Khorana, who worked at UW from 1960 to 1970 before moving to the Massachusetts Institute of Technology, won a Nobel Prize for his groundbreaking work conducted at the university. According to a statement from UW, Khorana served as a co-director of the UW Institute of Enzyme Research and was a member of the Department of Biochemistry on campus.
Although Khorana will be remembered for his major impact in the world of genetic science, that was not his only achievement, Ansari said.
“More importantly, he did science between disciplines,” Ansari said. “He took tools and ideas from a different science to bear on another problem.”
Khorana visited the UW campus for the last time during a 2009 symposium held in honor of the 40th anniversary of his Nobel Prize win. The gathering drew important researchers from the field as well as his former students and colleagues.
Ansari said the event drew nearly an 80 percent acceptance rate from invitees.
Apart from his legacy of scientific achievement, Khorana left his mark on another facet of education with the Khorana Scholars Program, an exchange program between Indian university students and UW.
“We spoke for a very long time – about a year – about how to do this,” Ansari, who is also one of the founders of the program, said. “We sent UW faculty to rural India, one of the poorest parts of the world. Over the past four years, we’ve been bringing in [Indian] students [to study at UW].”
According to a UW statement, the program has recently expanded to include students from other Midwestern universities as well as other schools including MIT and Harvard University.
Ansari said in addition to his many achievements in his field and contributions to academia, he will also be memorialized as a mentor.

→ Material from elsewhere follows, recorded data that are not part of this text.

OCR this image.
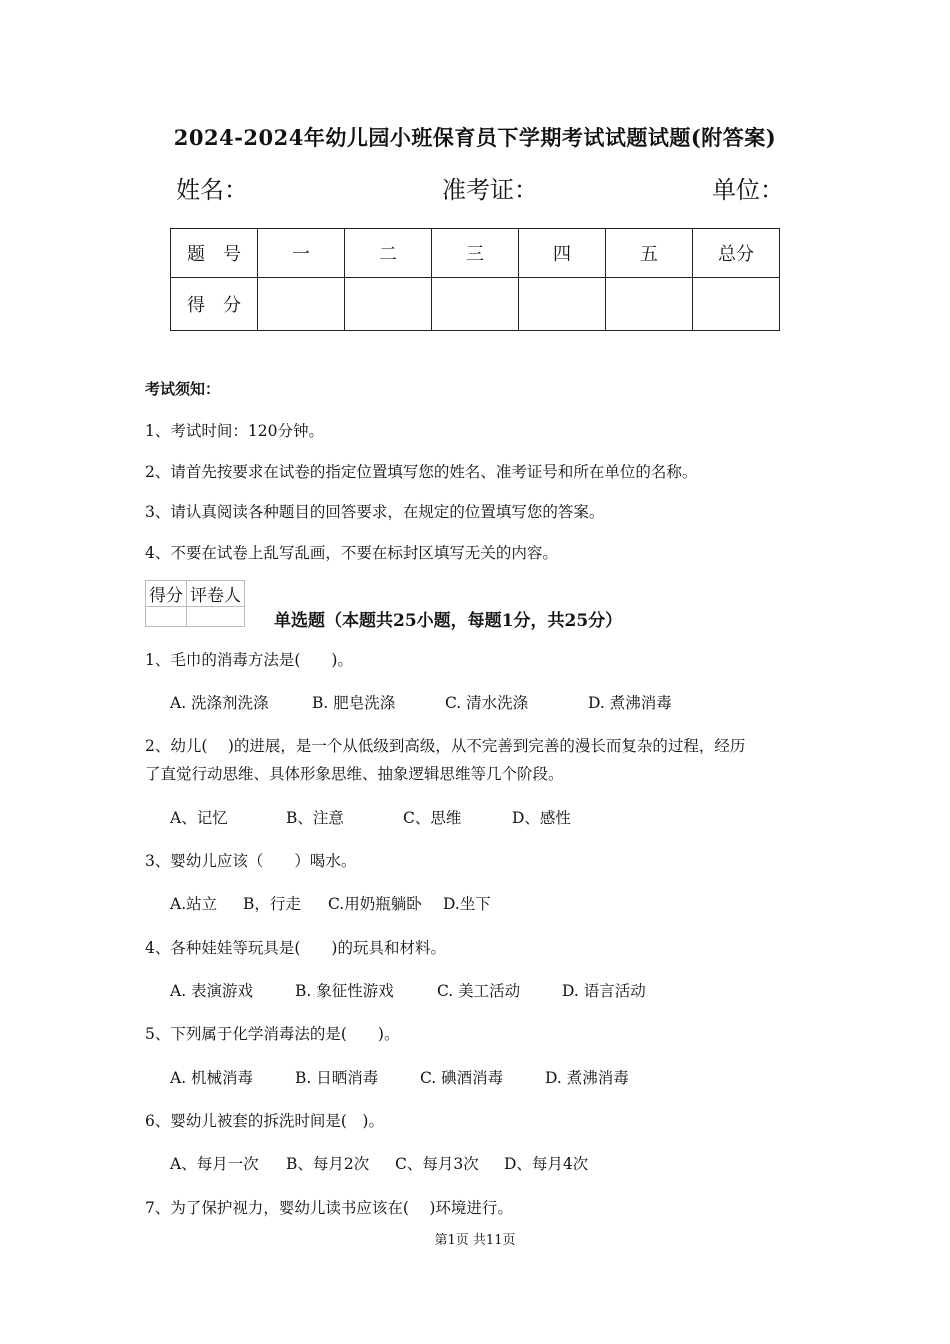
2024-2024年幼儿园小班保育员下学期考试试题试题(附答案)
姓名：	准考证：	单位：
题　号	一	二	三	四	五	总分
得　分						
考试须知：
1、考试时间：120分钟。
2、请首先按要求在试卷的指定位置填写您的姓名、准考证号和所在单位的名称。
3、请认真阅读各种题目的回答要求，在规定的位置填写您的答案。
4、不要在试卷上乱写乱画，不要在标封区填写无关的内容。
得分	评卷人

单选题（本题共25小题，每题1分，共25分）
1、毛巾的消毒方法是(　　)。
A. 洗涤剂洗涤	B. 肥皂洗涤	C. 清水洗涤	D. 煮沸消毒
2、幼儿(　 )的进展，是一个从低级到高级，从不完善到完善的漫长而复杂的过程，经历
了直觉行动思维、具体形象思维、抽象逻辑思维等几个阶段。
A、记忆	B、注意	C、思维	D、感性
3、婴幼儿应该（　　）喝水。
A.站立 B，行走 C.用奶瓶躺卧 D.坐下
4、各种娃娃等玩具是(　　)的玩具和材料。
A. 表演游戏	B. 象征性游戏	C. 美工活动	D. 语言活动
5、下列属于化学消毒法的是(　　)。
A. 机械消毒	B. 日晒消毒	C. 碘酒消毒	D. 煮沸消毒
6、婴幼儿被套的拆洗时间是(　)。
A、每月一次 B、每月2次 C、每月3次 D、每月4次
7、为了保护视力，婴幼儿读书应该在(　 )环境进行。
第1页 共11页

“Scientific discoveries aside, it is the people that you mentor and how they go on to do amazing things of their own [that is important]. The new generation is a tribute to that. His legacy is, of course, to science, but also to the people that he trained,” he said.
The world has lost a great scientist and person, Ansari added.
“He was a very intense, earnest individual,” Ansari reflected on his meetings with Khorana. “He cared very deeply about people and about science. Always engaged intellectually, always asking interesting questions.”